Bekommt Wiesbaden einen Wasserspielplatz?

Trotz Hitze müssen die Wiesbadener Kinder auf einen Wasserspielplatz verzichten. Doch im Stadtteil Medenbach ist eine Anlage mit Pumpen und Co. geplant.

Bekommt Wiesbaden einen Wasserspielplatz?

Rutsche, Schaukel und Sandkasten sind Klassiker auf dem Spielplatz. Doch gerade an den heißen Tagen wünschen sich viele Kinder kühles Nass in der Sonne. Während in Wiesbadens Nachbarstadt Mainz gleich vier Wasserspielplätze im Sommer zur Verfügung stehen, gibt es in der hessischen Landeshauptstadt aber nur einzelne Spielgeräte mit Pumpen.

Matsch statt Wasser

„Warum gibt es in Wiesbaden keine Wasserspielplätze?“ - Merkurist-Leserin Diana

„Warum gibt es in Wiesbaden keine Wasserspielplätze?“ fragt auch Merkurist-Leserin Diana in einem Snip. Spielgeräte wie in der Fasanerie empfindet sie nämlich eher als „Matsch“-Plätze. Stattdessen wünscht sie sich für die Wiesbadener Kinder sprudelnde Plätze zum Abkühlen.
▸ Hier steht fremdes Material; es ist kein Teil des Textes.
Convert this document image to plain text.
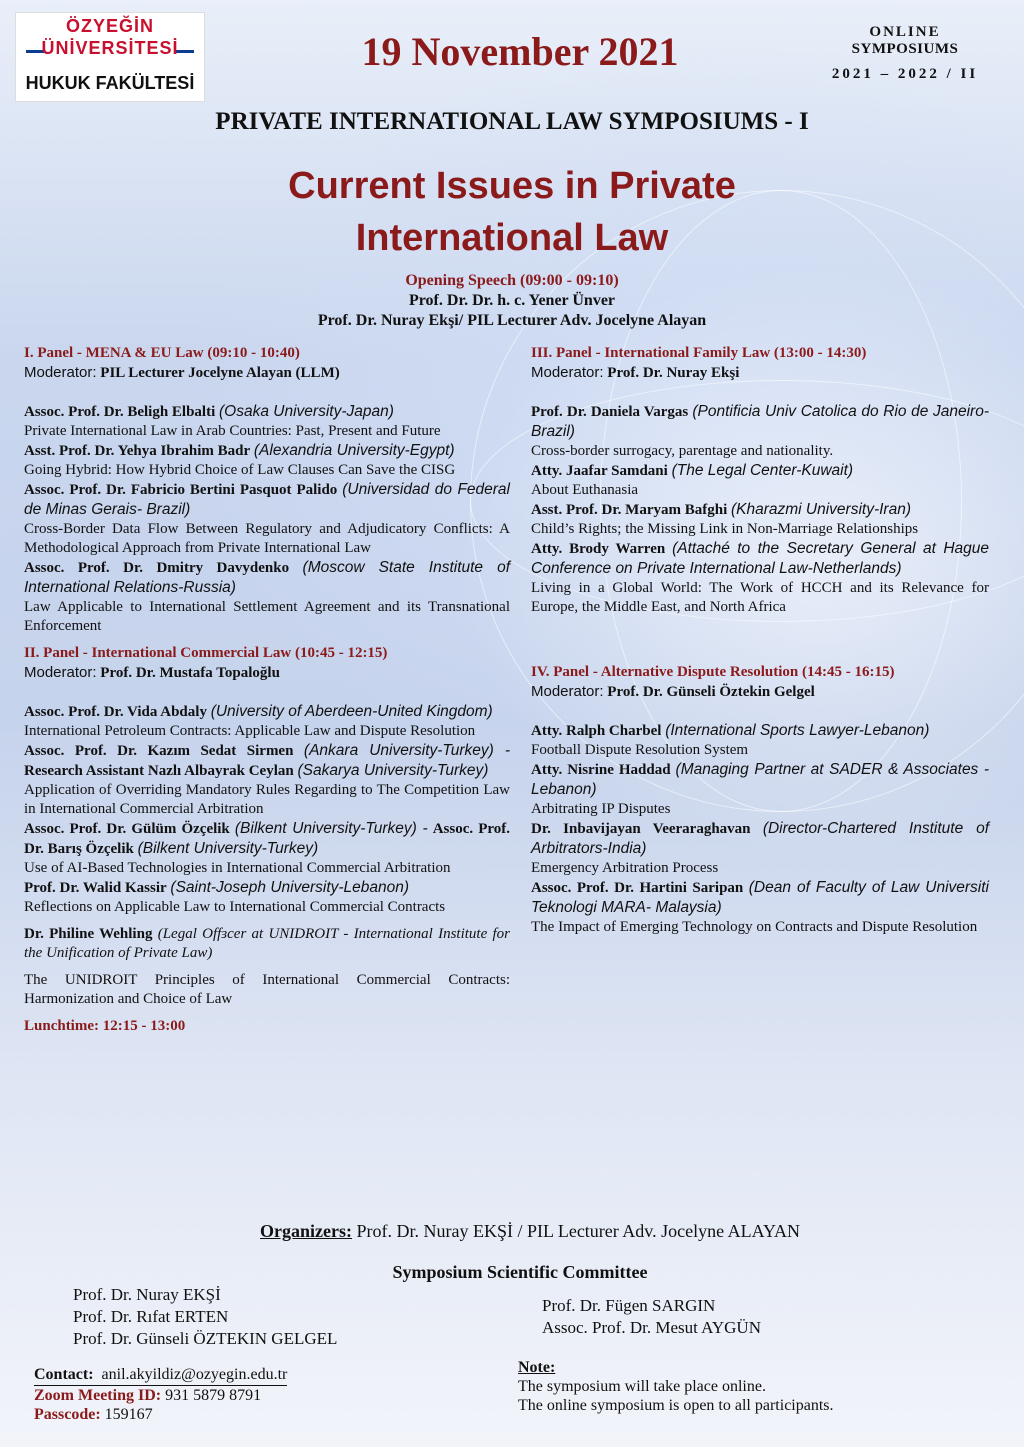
ÖZYEĞİN
ÜNİVERSİTESİ
HUKUK FAKÜLTESİ
19 November 2021	ONLINE
SYMPOSIUMS
2021 – 2022 / II
PRIVATE INTERNATIONAL LAW SYMPOSIUMS - I
Current Issues in Private
International Law
Opening Speech (09:00 - 09:10)
Prof. Dr. Dr. h. c. Yener Ünver
Prof. Dr. Nuray Ekşi/ PIL Lecturer Adv. Jocelyne Alayan

I. Panel - MENA & EU Law (09:10 - 10:40)

Moderator: PIL Lecturer Jocelyne Alayan (LLM)

Assoc. Prof. Dr. Beligh Elbalti (Osaka University-Japan)

Private International Law in Arab Countries: Past, Present and Future

Asst. Prof. Dr. Yehya Ibrahim Badr (Alexandria University-Egypt)

Going Hybrid: How Hybrid Choice of Law Clauses Can Save the CISG

Assoc. Prof. Dr. Fabricio Bertini Pasquot Palido (Universidad do Federal de Minas Gerais- Brazil)

Cross-Border Data Flow Between Regulatory and Adjudicatory Conflicts: A Methodological Approach from Private International Law

Assoc. Prof. Dr. Dmitry Davydenko (Moscow State Institute of International Relations-Russia)

Law Applicable to International Settlement Agreement and its Transnational Enforcement

II. Panel - International Commercial Law (10:45 - 12:15)

Moderator: Prof. Dr. Mustafa Topaloğlu

Assoc. Prof. Dr. Vida Abdaly (University of Aberdeen-United Kingdom)

International Petroleum Contracts: Applicable Law and Dispute Resolution

Assoc. Prof. Dr. Kazım Sedat Sirmen (Ankara University-Turkey) - Research Assistant Nazlı Albayrak Ceylan (Sakarya University-Turkey)

Application of Overriding Mandatory Rules Regarding to The Competition Law in International Commercial Arbitration

Assoc. Prof. Dr. Gülüm Özçelik (Bilkent University-Turkey) - Assoc. Prof. Dr. Barış Özçelik (Bilkent University-Turkey)

Use of AI-Based Technologies in International Commercial Arbitration

Prof. Dr. Walid Kassir (Saint-Joseph University-Lebanon)

Reflections on Applicable Law to International Commercial Contracts

Dr. Philine Wehling (Legal Offɜcer at UNIDROIT - International Institute for the Unification of Private Law)

The UNIDROIT Principles of International Commercial Contracts: Harmonization and Choice of Law

Lunchtime: 12:15 - 13:00

III. Panel - International Family Law (13:00 - 14:30)

Moderator: Prof. Dr. Nuray Ekşi

Prof. Dr. Daniela Vargas (Pontificia Univ Catolica do Rio de Janeiro-Brazil)

Cross-border surrogacy, parentage and nationality.

Atty. Jaafar Samdani (The Legal Center-Kuwait)

About Euthanasia

Asst. Prof. Dr. Maryam Bafghi (Kharazmi University-Iran)

Child’s Rights; the Missing Link in Non-Marriage Relationships

Atty. Brody Warren (Attaché to the Secretary General at Hague Conference on Private International Law-Netherlands)

Living in a Global World: The Work of HCCH and its Relevance for Europe, the Middle East, and North Africa

IV. Panel - Alternative Dispute Resolution (14:45 - 16:15)

Moderator: Prof. Dr. Günseli Öztekin Gelgel

Atty. Ralph Charbel (International Sports Lawyer-Lebanon)

Football Dispute Resolution System

Atty. Nisrine Haddad (Managing Partner at SADER & Associates -Lebanon)

Arbitrating IP Disputes

Dr. Inbavijayan Veeraraghavan (Director-Chartered Institute of Arbitrators-India)

Emergency Arbitration Process

Assoc. Prof. Dr. Hartini Saripan (Dean of Faculty of Law Universiti Teknologi MARA- Malaysia)

The Impact of Emerging Technology on Contracts and Dispute Resolution

Organizers: Prof. Dr. Nuray EKŞİ / PIL Lecturer Adv. Jocelyne ALAYAN
Symposium Scientific Committee
Prof. Dr. Nuray EKŞİ
Prof. Dr. Rıfat ERTEN
Prof. Dr. Günseli ÖZTEKIN GELGEL
Prof. Dr. Fügen SARGIN
Assoc. Prof. Dr. Mesut AYGÜN
Contact: anil.akyildiz@ozyegin.edu.tr
Zoom Meeting ID: 931 5879 8791
Passcode: 159167
Note:
The symposium will take place online.
The online symposium is open to all participants.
Dass diese grundsätzlich sehr beliebt sind, weiß Felix Weidner, technischer Referent vom Dezernat für Umwelt, Grünflächen und Verkehr in Wiesbaden. Und er hat eine gute Nachricht für alle Kinder: „Zur Zeit wird in Wiesbaden-Medenbach eine kleinere Variante eines Wasserspielplatzes mit verschiedenen Wasserspielgeräten und Matschmöglichkeiten gebaut.“

Teure Sauberkeit

„Die Kosten sind relativ hoch.“ - Felix Weidner, Stadt Wiesbaden

Größere Anlagen, wie etwa im Mainzer Volkspark, seien in Wiesbaden aber nicht geplant. „Die Kosten für eine derartige Anlage sind in Bau und Unterhaltung relativ hoch. Die dafür erforderlichen Mittel sind aktuell im Budget nicht vorhanden beziehungsweise würden zulasten der anderen Spielplätze gehen“, erklärt er.

Vor allem die technischen Anlagen, die für Aufbereitung des verwendeten Wassers notwendig sind, seien zu teuer. Denn nach Vorgaben des Gesundheitsamtes darf ein Wasserspielplatz nicht etwa mit Regenwasser versorgt werden. Stattdessen muss Trinkwasser durch die Leitungen fließen. Und auch diese müssen hygienische Anforderungen erfüllen und deshalb regelmäßig gewartet und gereinigt werden.

Neue Pläne

In den neuen Platz in Medenbach habe die Stadt 90.000 Euro investiert. „Im oberen Teil des neuen Wasserspielplatzes können die Kinder das Wasser über Wasserspender, eine Wipp-Saug-Pumpe und Spritzdüsen zum Laufen bringen. Das Wasser fließt über eine gepflasterte Fläche mit integriertem Bachlauf“, erklärt Weidner die Anlage. Außerdem können dort Kinder auf Natursandsteinen balancieren, währen das Wasser um ihre Füße fließt.

Matsch soll es auf der neuen Anlage auch geben - allerdings in einem anderen Bereich des Geländes. Dort endet der künstliche Bachlauf in einem Sandbecken. Dort können die Kinder über ein Klappensystem das Wasser direkt hinleiten.

Weitere Spielplätze mit einzelnen Wasserspielgeräten gibt es in Wiesbaden unter anderem in der Fasanerie, auf dem Alten Friedhof und im Dammbachtal.